„Das tiefste Buch, das die Menschheit besitzt.“ So sah Friedrich Nietzsche (1844-1900) selbst in aller Bescheidenheit sein wohl populärstes Werk, „Also sprach Zarathustra“. Damals sorgte der junge Wilde für Aufsehen in der europäischen Geisteslandschaft. Getreu seiner Selbsteinschätzung „Ich bin kein Mensch, ich bin Dynamit“ postuliert auch der Untertitel des „Zarathustra“: „Für Alle und Keinen“. Jeder sollte es lesen, aber verstehen wird es keiner.
Seit dem Erscheinen des Werks 1883–1885 rätseln Literaturtheoretiker und Philosophen, was Nietzsches persönlichstes Buch eigentlich zusammenhält, was sein roter Faden ist. Eine Handlung kann man kaum ausmachen. Der Denker Zarathustra wird von Zuhörern verspottet, er beschliesst, seine Ideen nur noch Ausgewählten zu eröffnen. Das Ende des Buchs gipfelt in Zarathustras Erkenntnis der „ewigen Widerkunft des Gleichen“ – alles wiederholt sich ewig, Strafe für die Trägen (das Rumlümmeln auf dem Sofa endet nie), Belohnung für die Aktiven (unendlich viele Projekte umsetzen können). Soweit die Handlung. Stilistisch ist „Zarathustra“ vielfältig: erzählende Passagen, Dialoge, Gedichte und Parodien auf die grossen religiösen Texte. Warum soll man das lesen?

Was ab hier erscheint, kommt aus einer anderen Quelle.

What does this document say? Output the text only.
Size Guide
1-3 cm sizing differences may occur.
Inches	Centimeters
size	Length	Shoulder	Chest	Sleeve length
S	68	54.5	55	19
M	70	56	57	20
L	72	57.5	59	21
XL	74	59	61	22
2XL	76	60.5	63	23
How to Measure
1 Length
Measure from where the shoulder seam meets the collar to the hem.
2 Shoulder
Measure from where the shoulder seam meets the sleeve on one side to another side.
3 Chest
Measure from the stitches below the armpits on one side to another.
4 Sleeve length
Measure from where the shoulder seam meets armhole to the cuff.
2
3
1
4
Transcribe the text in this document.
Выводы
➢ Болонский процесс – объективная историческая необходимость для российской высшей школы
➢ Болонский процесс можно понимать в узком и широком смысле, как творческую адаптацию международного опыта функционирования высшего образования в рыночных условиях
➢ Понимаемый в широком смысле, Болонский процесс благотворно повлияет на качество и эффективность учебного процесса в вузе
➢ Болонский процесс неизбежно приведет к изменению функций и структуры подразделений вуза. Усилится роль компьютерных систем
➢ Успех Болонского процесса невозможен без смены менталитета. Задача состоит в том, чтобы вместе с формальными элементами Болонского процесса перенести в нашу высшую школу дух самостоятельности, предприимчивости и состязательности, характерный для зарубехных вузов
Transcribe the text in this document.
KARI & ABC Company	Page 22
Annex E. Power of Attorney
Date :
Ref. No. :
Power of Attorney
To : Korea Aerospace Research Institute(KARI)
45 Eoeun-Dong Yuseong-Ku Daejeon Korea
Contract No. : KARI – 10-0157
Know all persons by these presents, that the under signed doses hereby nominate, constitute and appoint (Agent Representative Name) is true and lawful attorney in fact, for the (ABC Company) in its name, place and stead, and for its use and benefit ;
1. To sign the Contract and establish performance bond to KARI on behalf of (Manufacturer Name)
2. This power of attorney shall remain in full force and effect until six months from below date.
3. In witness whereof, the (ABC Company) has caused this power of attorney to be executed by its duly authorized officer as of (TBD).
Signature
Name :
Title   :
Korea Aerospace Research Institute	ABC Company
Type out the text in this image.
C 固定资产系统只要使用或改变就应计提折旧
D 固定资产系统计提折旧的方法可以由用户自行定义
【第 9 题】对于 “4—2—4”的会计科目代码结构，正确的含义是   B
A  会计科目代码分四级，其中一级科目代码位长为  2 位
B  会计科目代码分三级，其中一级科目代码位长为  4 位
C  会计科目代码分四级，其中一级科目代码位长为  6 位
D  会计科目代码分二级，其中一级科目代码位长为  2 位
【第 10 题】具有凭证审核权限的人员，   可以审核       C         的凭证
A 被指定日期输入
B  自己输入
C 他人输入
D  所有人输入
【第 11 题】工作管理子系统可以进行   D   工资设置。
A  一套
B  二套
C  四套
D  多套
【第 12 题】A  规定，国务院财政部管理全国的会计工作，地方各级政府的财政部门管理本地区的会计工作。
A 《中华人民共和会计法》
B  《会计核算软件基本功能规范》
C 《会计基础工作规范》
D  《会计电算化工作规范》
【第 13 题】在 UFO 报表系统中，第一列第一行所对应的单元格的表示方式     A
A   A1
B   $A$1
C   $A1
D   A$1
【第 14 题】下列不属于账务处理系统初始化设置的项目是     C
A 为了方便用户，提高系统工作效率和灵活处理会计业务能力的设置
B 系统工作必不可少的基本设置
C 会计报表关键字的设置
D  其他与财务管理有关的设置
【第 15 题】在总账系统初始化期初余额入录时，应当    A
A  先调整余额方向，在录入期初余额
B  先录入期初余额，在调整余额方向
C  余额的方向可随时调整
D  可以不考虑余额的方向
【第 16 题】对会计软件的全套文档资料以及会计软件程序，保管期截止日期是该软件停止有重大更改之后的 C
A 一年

Man kann Nietzsches virtuosen Umgang mit der Sprache geniessen, man kann auch seine Auseinandersetzung mit Bibelstellen geistreich finden, man entdeckt Ausdrücke, die in das allgemeine Wortgut eingegangen sind („Du gehst zu Frauen? Vergiss die Peitsche nicht!“) und kluge Aphorismen – all das kann man in Nietzsches „Zarathustra“ geniessen. Man muss aber nicht. Diese schreibende Dynamitstange spaltet seit jeher in Jünger und Verächter. Konzepte wie die Überwindung des alles verachtenden Nihilismus durch den Übermenschen, ein Tatwesen, das sich seine eigene Moral neu schafft (und daher über die alten Werte erhaben ist), haben durch die jüngere Geschichte einen schalen Beigeschmack bekommen. Die Nazis lasen eine sozialdarwinistische Legitimierung ihres Herrenmenschen heraus. Chaim Weizmann, den ersten Präsidenten Israels, hinderte das nicht daran, das Buch seiner späteren Frau überschwänglich zur Lektüre zu empfehlen.
Nietzsche polemisiert unter anderem gegen die vermeintlich weltabgewandten Achtsamkeitsmeditationen Buddhas. Dabei nennt er seinen eigenen Stil „halkyonisch“, also seelisch ausgeglichen und ruhig. Auf geistig ruhige Art gegen den Menschen als antriebloses Herdentier zu wettern und gleichzeitig aktives Handeln zu fordern – wie das geht, lernt man bei Nietzsche.
Und wer den „Zarathustra“ überhaupt nicht versteht, kann sich trösten. In seinem späteren Werk „Ecce homo“ erzählt Nietzsche von einer Begegnung mit einem Doktor Heinrich von Stein, der ihm klagt, nichts im „Zarathustra“ verstanden zu haben. Darauf Nietzsche: „das sei in Ordnung: sechs Sätze daraus verstanden, das heisst: erlebt haben, hebe auf eine höhere Stufe der Sterblichen hinauf als ,moderne‘ Menschen erreichen könnten.“ Nietzsche vermutete schon, es werde eines Tages „auch eigene Lehrstühle zur Interpretation des Zarathustra“ geben. Ganz so weit sind wir noch nicht, aber wir sind ja auch alle noch weit entfernt vom Übermenschensein.